Monday, January 26, 2009

Criteria of good radiograph, composite shadow & projection for foreign bodies

I had received the following questions from a reader. These are my answers:

Question 1: What are the criteria for good chest radiograph?
a. Well expanded chest where atleast 6 ½ anterior ribs are seen.
b. No rotation. This is assessed by measuring the distance between the medial end of clavicles and the spinous process. Both sides should be equidistant.
c. Both scapulas are outside lung fields
d. Correct exposures
e. Correct processing condition
f. ID and side marker are present
g. Vascular pattern are seen up to middle 1/3 (and not in the outer 1/3)
h. Upper 4 thoracic vertebrae are seen but not the lower ones

Question 2: What is composite shadow? Why it may mimic a cavity?
Composite shadow is a combination of many shadows such as artery and veins. When a few arteries and veins criss-cross each other, a lesion mimicking a cavity may be seen. Most often the problem arises around the hilar region when there are many structures criss-crossing each other.
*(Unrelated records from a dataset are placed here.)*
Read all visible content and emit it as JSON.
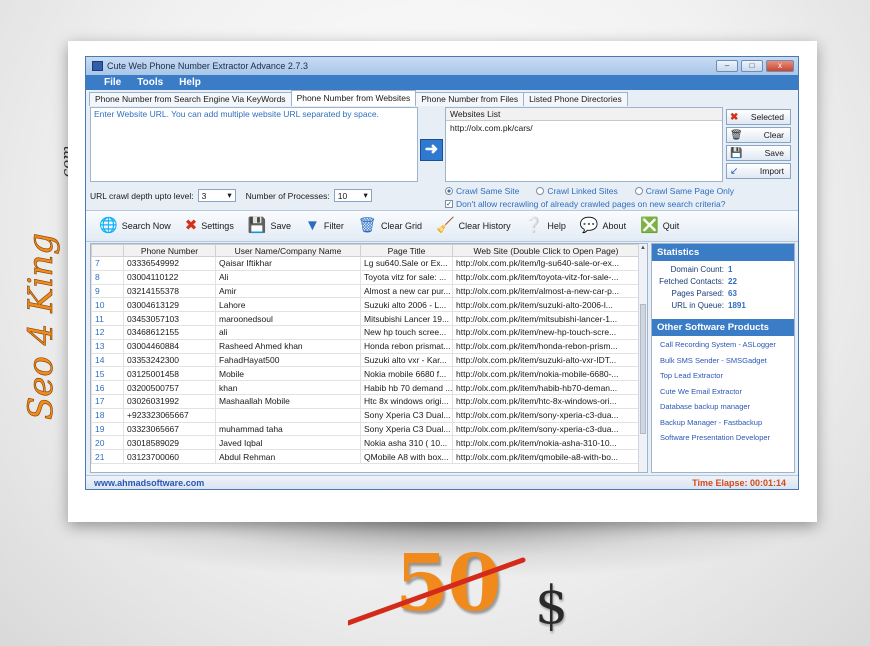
{
  "branding": {
    "side_text": "Seo 4 King",
    "side_suffix": ".com",
    "price": "50",
    "currency": "$",
    "price_color": "#f08a1c",
    "strike_color": "#d42a1a"
  },
  "window": {
    "title": "Cute Web Phone Number Extractor Advance 2.7.3",
    "controls": [
      "–",
      "□",
      "x"
    ]
  },
  "menu": [
    "File",
    "Tools",
    "Help"
  ],
  "tabs": [
    {
      "label": "Phone Number from Search Engine Via KeyWords",
      "active": false
    },
    {
      "label": "Phone Number from Websites",
      "active": true
    },
    {
      "label": "Phone Number from Files",
      "active": false
    },
    {
      "label": "Listed Phone Directories",
      "active": false
    }
  ],
  "url_input": {
    "label": "Enter Website URL. You can add multiple website URL separated by space.",
    "value": ""
  },
  "websites_list": {
    "header": "Websites List",
    "items": [
      "http://olx.com.pk/cars/"
    ]
  },
  "side_buttons": [
    {
      "label": "Selected",
      "icon": "delete-icon"
    },
    {
      "label": "Clear",
      "icon": "trash-icon"
    },
    {
      "label": "Save",
      "icon": "save-icon"
    },
    {
      "label": "Import",
      "icon": "import-icon"
    }
  ],
  "options": {
    "crawl_depth_label": "URL crawl depth upto level:",
    "crawl_depth_value": "3",
    "processes_label": "Number of Processes:",
    "processes_value": "10",
    "radio_same_site": "Crawl Same Site",
    "radio_linked_sites": "Crawl Linked Sites",
    "radio_same_page": "Crawl Same Page Only",
    "no_recrawl_label": "Don't allow recrawling of already crawled pages on new search criteria?"
  },
  "toolbar": [
    {
      "label": "Search Now",
      "icon": "globe-icon"
    },
    {
      "label": "Settings",
      "icon": "tools-icon"
    },
    {
      "label": "Save",
      "icon": "save-icon"
    },
    {
      "label": "Filter",
      "icon": "filter-icon"
    },
    {
      "label": "Clear Grid",
      "icon": "trash-icon"
    },
    {
      "label": "Clear History",
      "icon": "broom-icon"
    },
    {
      "label": "Help",
      "icon": "help-icon"
    },
    {
      "label": "About",
      "icon": "about-icon"
    },
    {
      "label": "Quit",
      "icon": "close-icon"
    }
  ],
  "grid": {
    "columns": [
      "",
      "Phone Number",
      "User Name/Company Name",
      "Page Title",
      "Web Site (Double Click to Open Page)"
    ],
    "rows": [
      [
        "7",
        "03336549992",
        "Qaisar Iftikhar",
        "Lg su640.Sale or Ex...",
        "http://olx.com.pk/item/lg-su640-sale-or-ex..."
      ],
      [
        "8",
        "03004110122",
        "Ali",
        "Toyota vitz for sale: ...",
        "http://olx.com.pk/item/toyota-vitz-for-sale-..."
      ],
      [
        "9",
        "03214155378",
        "Amir",
        "Almost a new car pur...",
        "http://olx.com.pk/item/almost-a-new-car-p..."
      ],
      [
        "10",
        "03004613129",
        "Lahore",
        "Suzuki alto 2006 - L...",
        "http://olx.com.pk/item/suzuki-alto-2006-l..."
      ],
      [
        "11",
        "03453057103",
        "maroonedsoul",
        "Mitsubishi Lancer 19...",
        "http://olx.com.pk/item/mitsubishi-lancer-1..."
      ],
      [
        "12",
        "03468612155",
        "ali",
        "New hp touch scree...",
        "http://olx.com.pk/item/new-hp-touch-scre..."
      ],
      [
        "13",
        "03004460884",
        "Rasheed Ahmed khan",
        "Honda rebon prismat...",
        "http://olx.com.pk/item/honda-rebon-prism..."
      ],
      [
        "14",
        "03353242300",
        "FahadHayat500",
        "Suzuki alto vxr - Kar...",
        "http://olx.com.pk/item/suzuki-alto-vxr-IDT..."
      ],
      [
        "15",
        "03125001458",
        "Mobile",
        "Nokia mobile 6680 f...",
        "http://olx.com.pk/item/nokia-mobile-6680-..."
      ],
      [
        "16",
        "03200500757",
        "khan",
        "Habib hb 70 demand ...",
        "http://olx.com.pk/item/habib-hb70-deman..."
      ],
      [
        "17",
        "03026031992",
        "Mashaallah Mobile",
        "Htc 8x windows origi...",
        "http://olx.com.pk/item/htc-8x-windows-ori..."
      ],
      [
        "18",
        "+923323065667",
        "",
        "Sony Xperia C3 Dual...",
        "http://olx.com.pk/item/sony-xperia-c3-dua..."
      ],
      [
        "19",
        "03323065667",
        "muhammad taha",
        "Sony Xperia C3 Dual...",
        "http://olx.com.pk/item/sony-xperia-c3-dua..."
      ],
      [
        "20",
        "03018589029",
        "Javed Iqbal",
        "Nokia asha 310 ( 10...",
        "http://olx.com.pk/item/nokia-asha-310-10..."
      ],
      [
        "21",
        "03123700060",
        "Abdul Rehman",
        "QMobile A8 with box...",
        "http://olx.com.pk/item/qmobile-a8-with-bo..."
      ]
    ]
  },
  "statistics": {
    "title": "Statistics",
    "items": [
      {
        "label": "Domain Count:",
        "value": "1"
      },
      {
        "label": "Fetched Contacts:",
        "value": "22"
      },
      {
        "label": "Pages Parsed:",
        "value": "63"
      },
      {
        "label": "URL in Queue:",
        "value": "1891"
      }
    ]
  },
  "products": {
    "title": "Other Software Products",
    "items": [
      "Call Recording System - ASLogger",
      "Bulk SMS Sender - SMSGadget",
      "Top Lead Extractor",
      "Cute We Email Extractor",
      "Database backup manager",
      "Backup Manager - Fastbackup",
      "Software Presentation Developer"
    ]
  },
  "status": {
    "site": "www.ahmadsoftware.com",
    "time_elapsed": "Time Elapse: 00:01:14"
  }
}
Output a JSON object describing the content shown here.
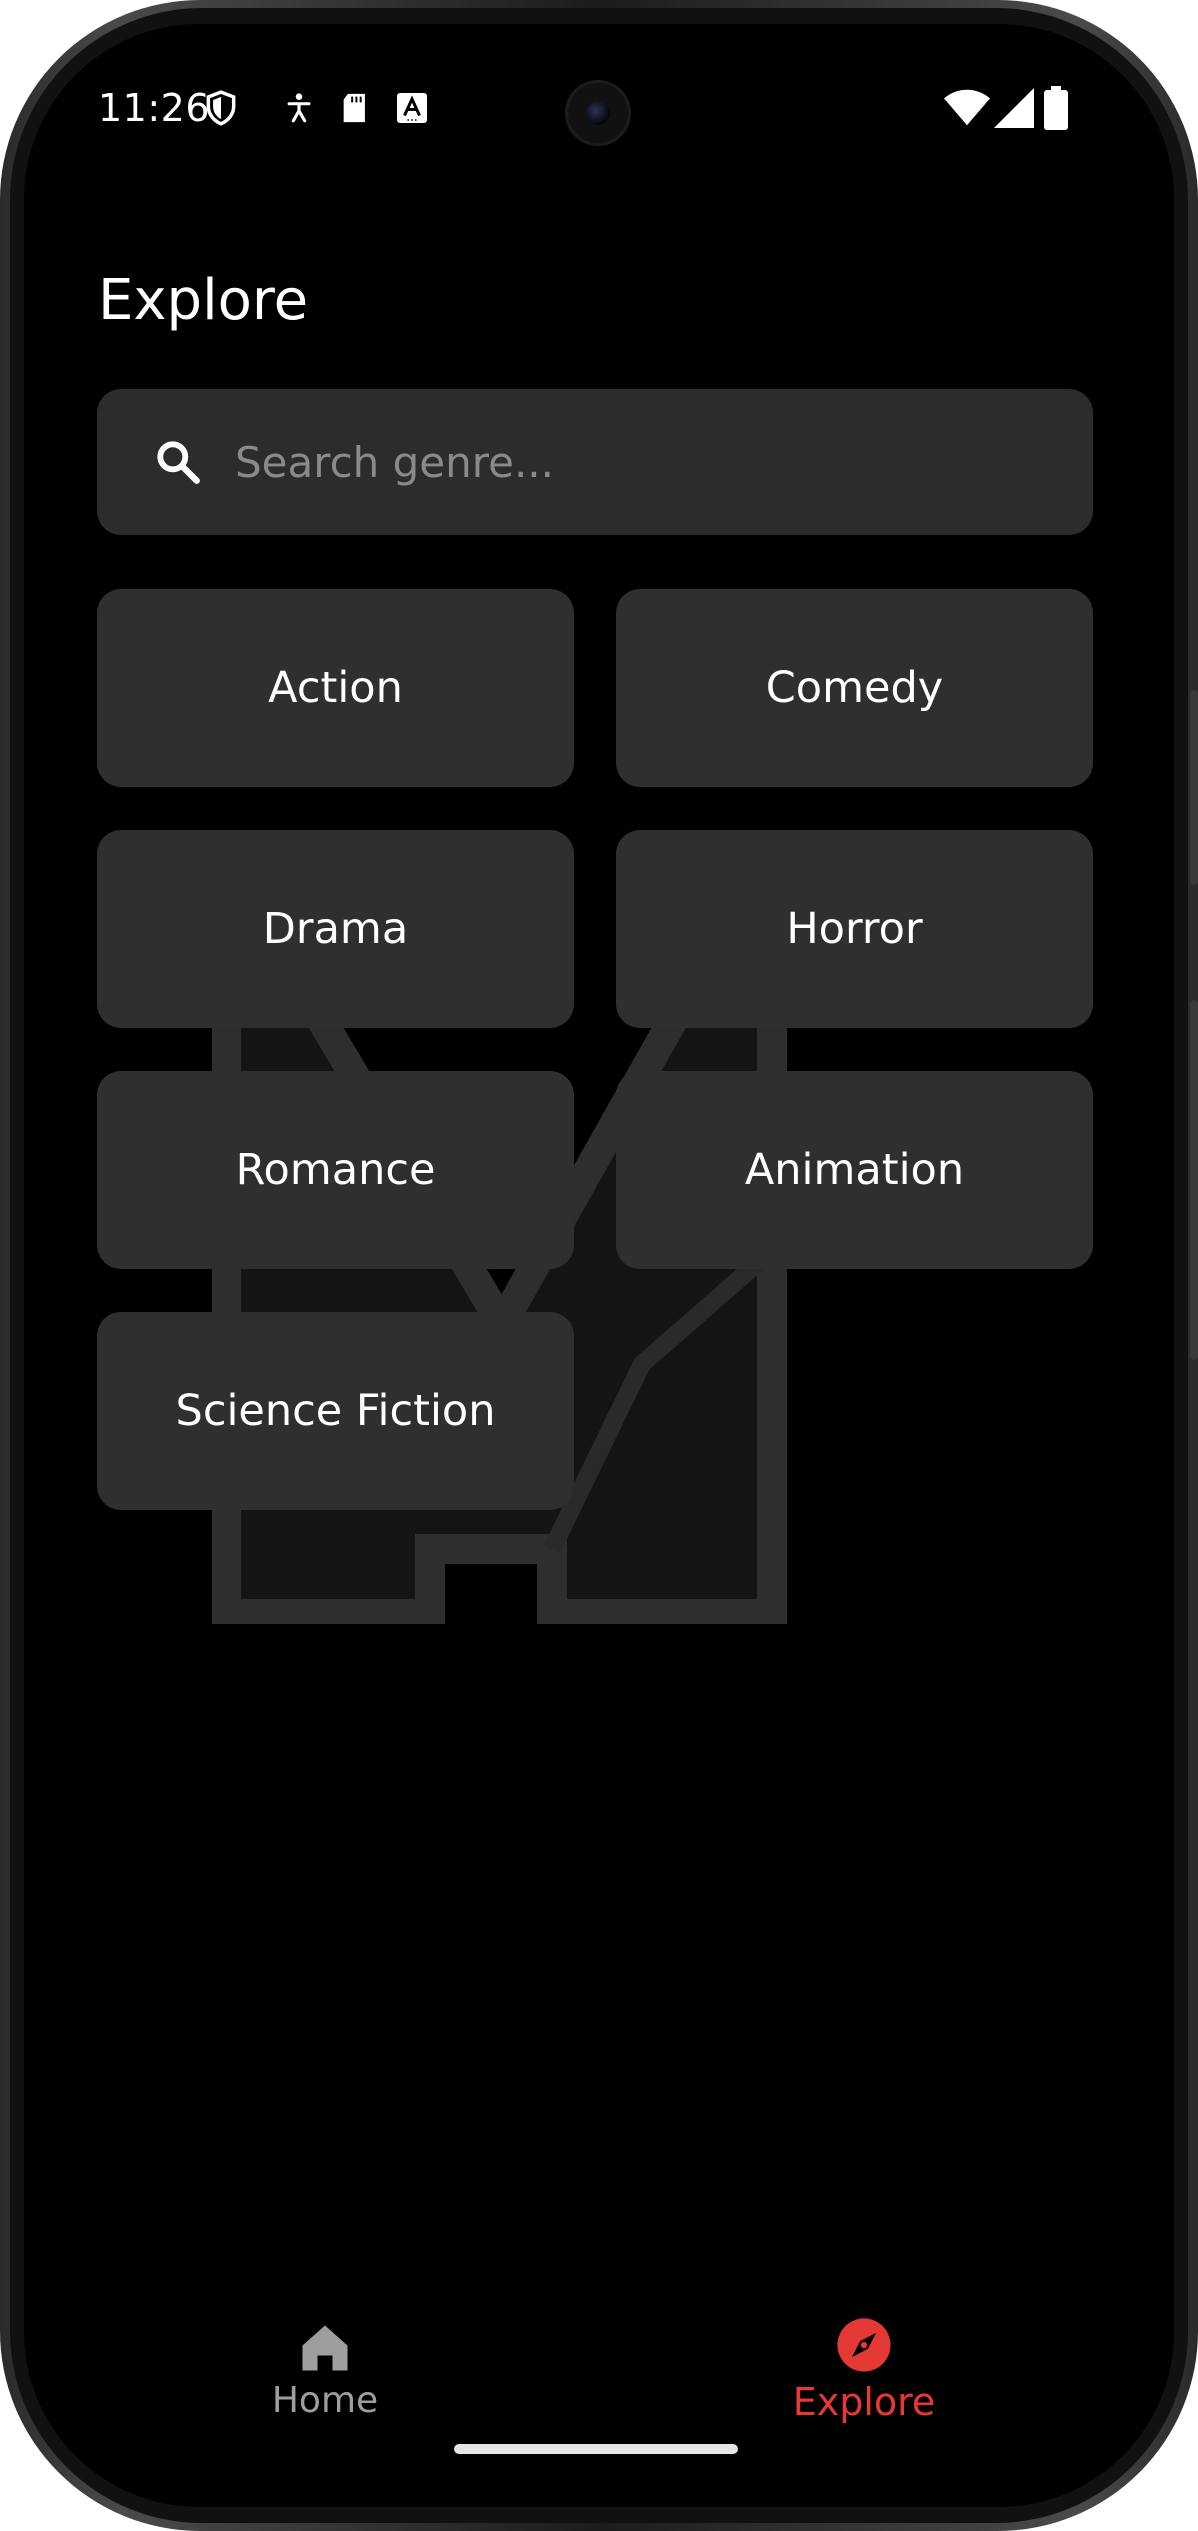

Question 3: What projections do you do for foreign bodies?
To look for foreign body in a soft tissue, the best is to do 3 views: AP, lateral and tangential views. AP & lateral are standard views for extremity x-rays. Tangential refers to another projection where the x-ray beam is placed tangential to the soft tissue of interest. With these 3 views, you are less likely to miss any foreign bodies.